O art. 3º, da Lei 9.637/98, previu a estruturação de um conselho de administração como órgão de deliberação superior das organizações sociais, sendo um requisito necessário a que se obtenha a qualificação, conforme teor do art. 2º, I, "c" e "d" da aludida Lei, representando sua forma de composição um dos modos pelos quais o Poder Público, assim como a sociedade, exerce o controle sobre as atividades sociais absorvidas. 30

A obrigação primeira do conselho de administração, além de diversas e não menos importantes atribuições, é a de fiscalizar o cumprimento do contrato de gestão, sendo-lhe imputadas "atribuições normativas e de controle básicas" previstas no art. 2º, I, c, da Lei 9.637/98. 31

Assim, como previsto na lei, o conselho de administração assume vital importância, pois permite ao Poder Público exercer um controle efetivo e ostensivo sobre as organizações sociais.

Da mesma forma, sua instituição traz a possibilidade concreta da participação popular na gestão e controle das atividades desenvolvidas pelas organizações sociais, na medida em que foi previsto o assento de membros da sociedade civil naquele órgão de deliberação (art. 3, I, "b").

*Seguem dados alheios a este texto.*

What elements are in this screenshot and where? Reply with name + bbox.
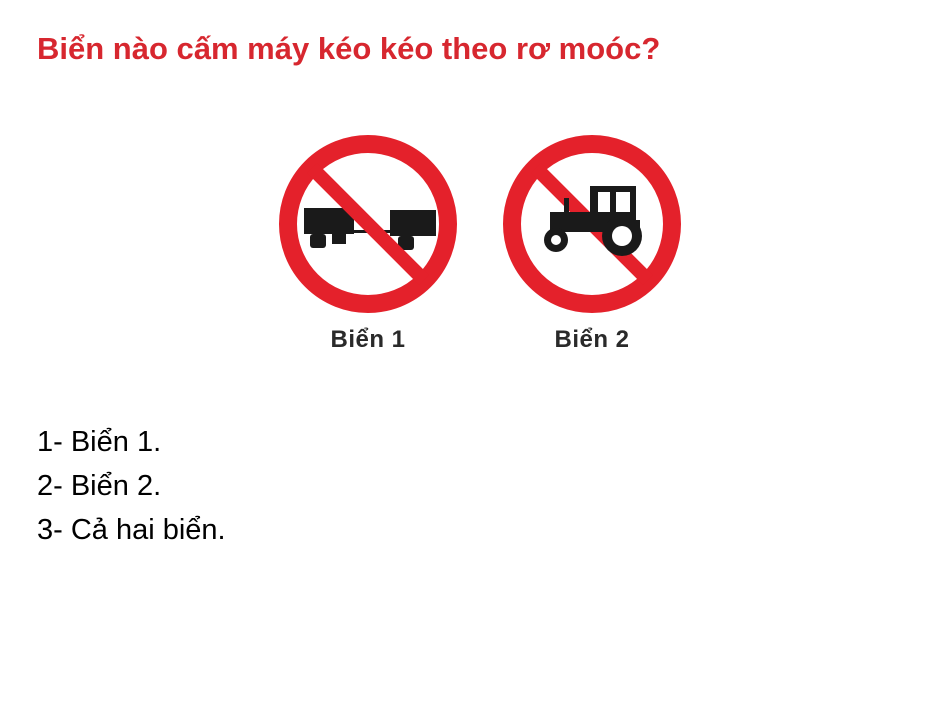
sign-1-caption: Biển 1 [330, 326, 406, 353]
answer-option-1[interactable]: 1- Biển 1. [37, 420, 226, 464]
sign-2-caption: Biển 2 [554, 326, 630, 353]
answer-list: 1- Biển 1. 2- Biển 2. 3- Cả hai biển. [37, 420, 226, 552]
question-title: Biển nào cấm máy kéo kéo theo rơ moóc? [37, 31, 661, 66]
answer-option-3[interactable]: 3- Cả hai biển. [37, 508, 226, 552]
sign-1: Biển 1 [270, 128, 470, 368]
tractor-icon [503, 135, 681, 313]
sign-images: Biển 1 Biển 2 [270, 128, 690, 368]
sign-2: Biển 2 [494, 128, 694, 368]
tractor-trailer-icon [279, 135, 457, 313]
answer-option-2[interactable]: 2- Biển 2. [37, 464, 226, 508]
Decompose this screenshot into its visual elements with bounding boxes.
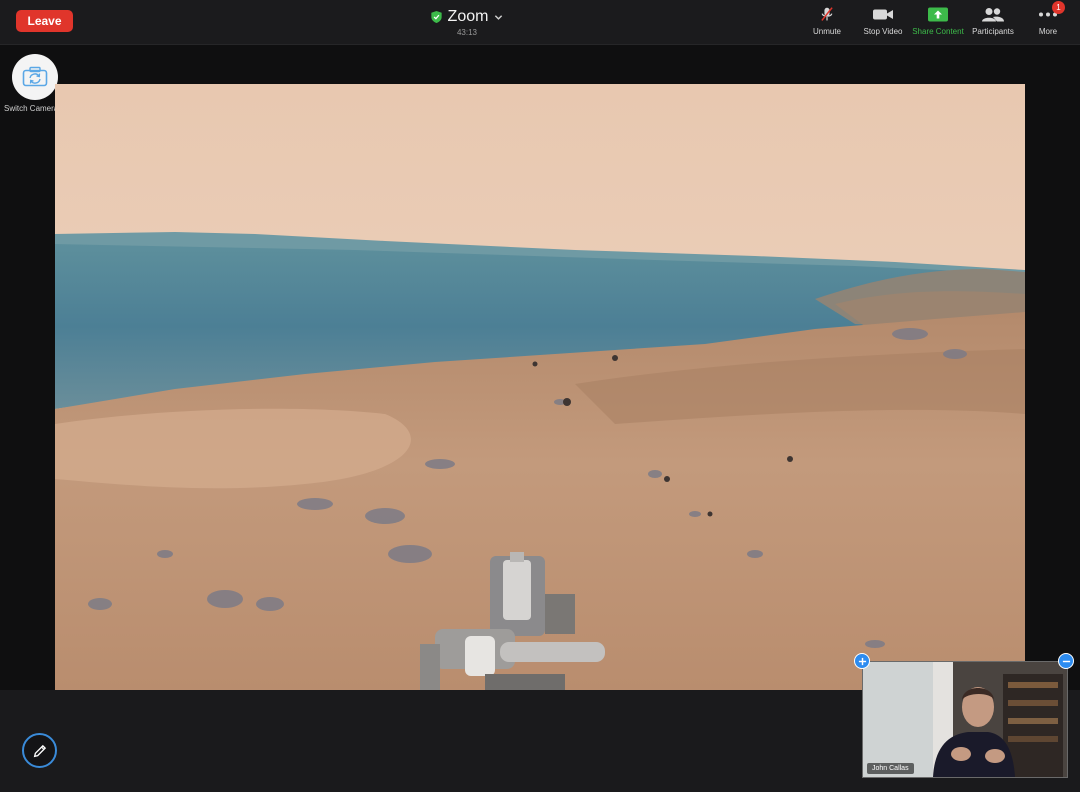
minimize-video-button[interactable] xyxy=(1058,653,1074,669)
switch-camera-icon xyxy=(22,66,48,87)
annotate-button[interactable] xyxy=(22,733,57,768)
meeting-title: Zoom xyxy=(447,8,489,25)
meeting-timer: 43:13 xyxy=(456,28,478,37)
stop-video-label: Stop Video xyxy=(863,27,903,36)
unmute-button[interactable]: Unmute xyxy=(797,6,857,40)
stop-video-button[interactable]: Stop Video xyxy=(853,6,913,40)
share-screen-icon xyxy=(928,7,948,22)
chevron-down-icon[interactable] xyxy=(494,13,503,22)
notification-badge: 1 xyxy=(1052,1,1065,14)
encryption-shield-icon xyxy=(430,11,442,23)
share-content-button[interactable]: Share Content xyxy=(908,6,968,40)
shared-content-view xyxy=(55,84,1025,690)
expand-video-button[interactable] xyxy=(854,653,870,669)
participants-label: Participants xyxy=(972,27,1014,36)
more-button[interactable]: 1 More xyxy=(1018,1,1078,40)
leave-button[interactable]: Leave xyxy=(16,10,73,32)
mic-muted-icon xyxy=(821,7,833,21)
more-label: More xyxy=(1038,27,1058,36)
minus-icon xyxy=(1062,660,1070,662)
meeting-toolbar: Leave Zoom 43:13 Unmute Stop Video Share… xyxy=(0,0,1080,45)
leave-label: Leave xyxy=(27,14,62,28)
switch-camera-button[interactable] xyxy=(12,54,58,100)
participants-button[interactable]: Participants xyxy=(963,6,1023,40)
participant-name: John Callas xyxy=(867,763,914,774)
participant-video-image xyxy=(863,662,1067,777)
video-camera-icon xyxy=(873,9,893,20)
participants-icon xyxy=(982,8,1004,22)
share-content-label: Share Content xyxy=(912,27,964,36)
self-view-video[interactable]: John Callas xyxy=(862,661,1068,778)
plus-icon xyxy=(858,657,866,665)
mars-panorama-image xyxy=(55,84,1025,690)
unmute-label: Unmute xyxy=(812,27,841,36)
pencil-icon xyxy=(33,744,46,757)
meeting-title-area[interactable]: Zoom 43:13 xyxy=(412,8,522,40)
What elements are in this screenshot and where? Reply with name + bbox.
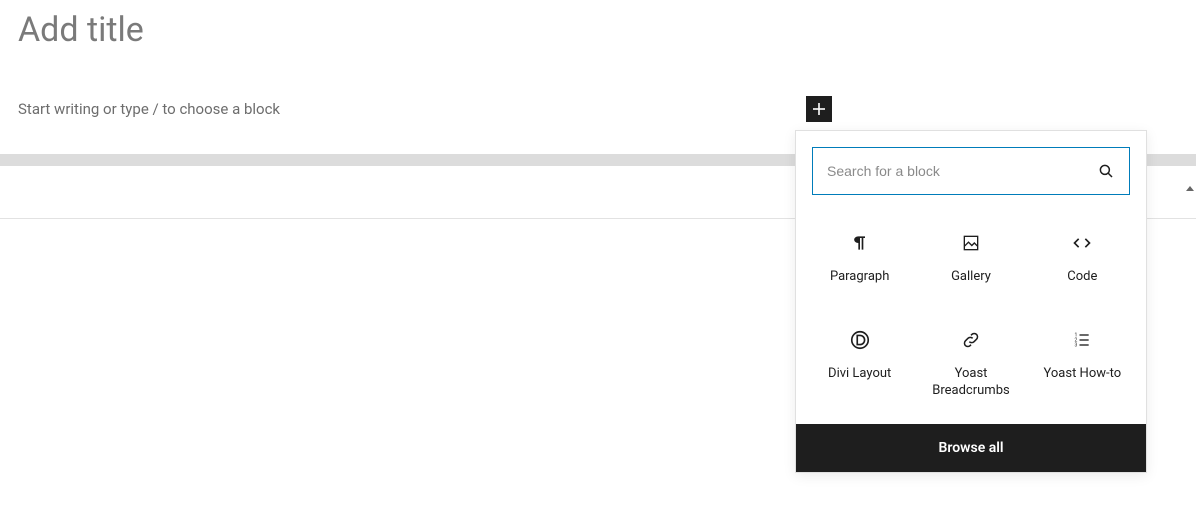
block-option-paragraph[interactable]: Paragraph [804,225,915,292]
block-label: Divi Layout [828,366,891,383]
plus-icon [811,101,827,117]
block-editor-placeholder[interactable]: Start writing or type / to choose a bloc… [18,100,1178,118]
block-label: Gallery [951,269,991,286]
code-icon [1070,231,1094,255]
block-label: Paragraph [830,269,889,286]
block-label: Yoast How-to [1043,366,1121,383]
add-block-button[interactable] [806,96,832,122]
ordered-list-icon: 1 2 3 [1070,328,1094,352]
block-option-yoast-howto[interactable]: 1 2 3 Yoast How-to [1027,322,1138,406]
block-option-yoast-breadcrumbs[interactable]: Yoast Breadcrumbs [915,322,1026,406]
block-option-divi-layout[interactable]: Divi Layout [804,322,915,406]
gallery-icon [959,231,983,255]
block-label: Yoast Breadcrumbs [917,366,1024,400]
divi-icon [848,328,872,352]
svg-text:3: 3 [1075,343,1078,349]
block-search-field[interactable] [812,147,1130,195]
search-icon [1097,162,1115,180]
block-label: Code [1067,269,1097,286]
link-icon [959,328,983,352]
scroll-up-caret[interactable] [1186,186,1194,191]
post-title-input[interactable]: Add title [18,10,1178,50]
block-inserter-popover: Paragraph Gallery Code [795,130,1147,473]
block-option-code[interactable]: Code [1027,225,1138,292]
block-option-gallery[interactable]: Gallery [915,225,1026,292]
paragraph-icon [848,231,872,255]
block-search-input[interactable] [827,163,1097,179]
browse-all-button[interactable]: Browse all [796,424,1146,472]
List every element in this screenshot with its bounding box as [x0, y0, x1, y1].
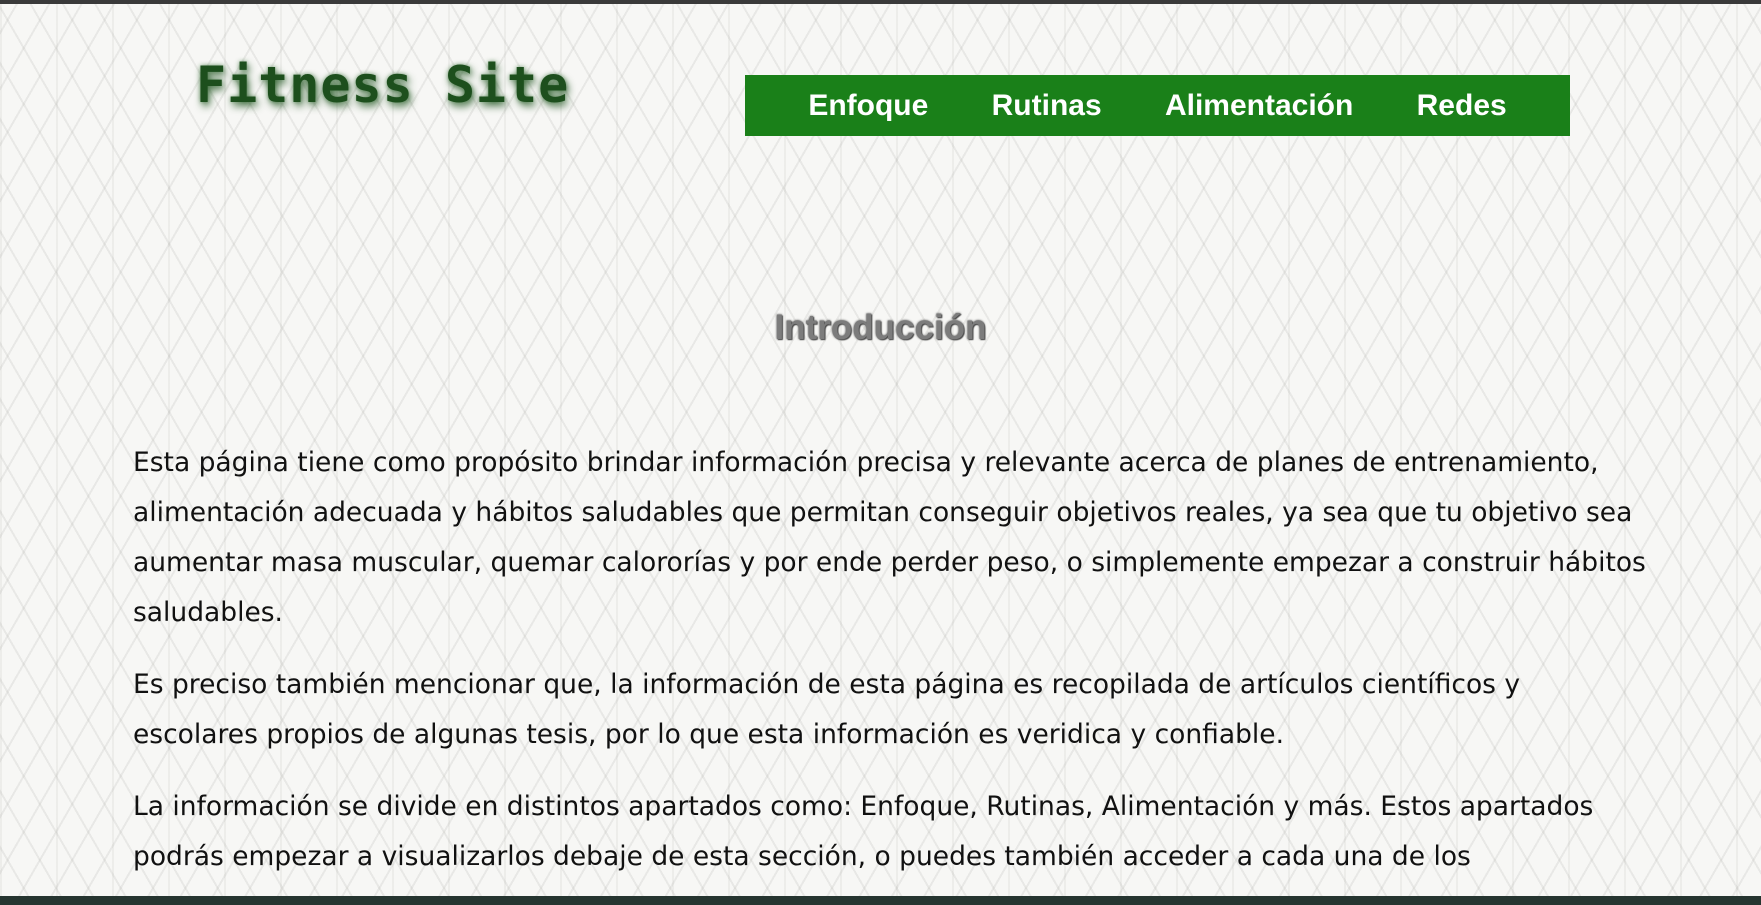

É nessa diretriz que ELIDA GRAZIANI PINTO entende as variadas formas de controle sobre as organizações sociais. Nas suas palavras"seria um controle mais direto da própriasociedade representada pela sua cota específica de membros natos (talvez o único controle social direto já instrumentalizado legalmente) " 32. (o grifo é nosso)

A previsão da participação da sociedade na fiscalização das organizações sociais parece-nos extremamente salutar e pertinente, pois torna a gestão democrática e enfatiza o sentido da parceria.

Todavia ELIDA GRAZIANI PINTO demonstra preocupação e alerta para os riscos que podem derivar da composição do conselho de administração, sob pena de ocorrer, de um lado, a "estatalização" ou "feudalização" das entidades civis qualificadas como organização social e, de outro, a privatização de autarquias e fundações públicas que cederiam lugar àquela. 33

Aqui o raciocínio para entender essa preocupação e os riscos decorrentes da forma de composição do conselho de administração é mais aritmético do que jurídico.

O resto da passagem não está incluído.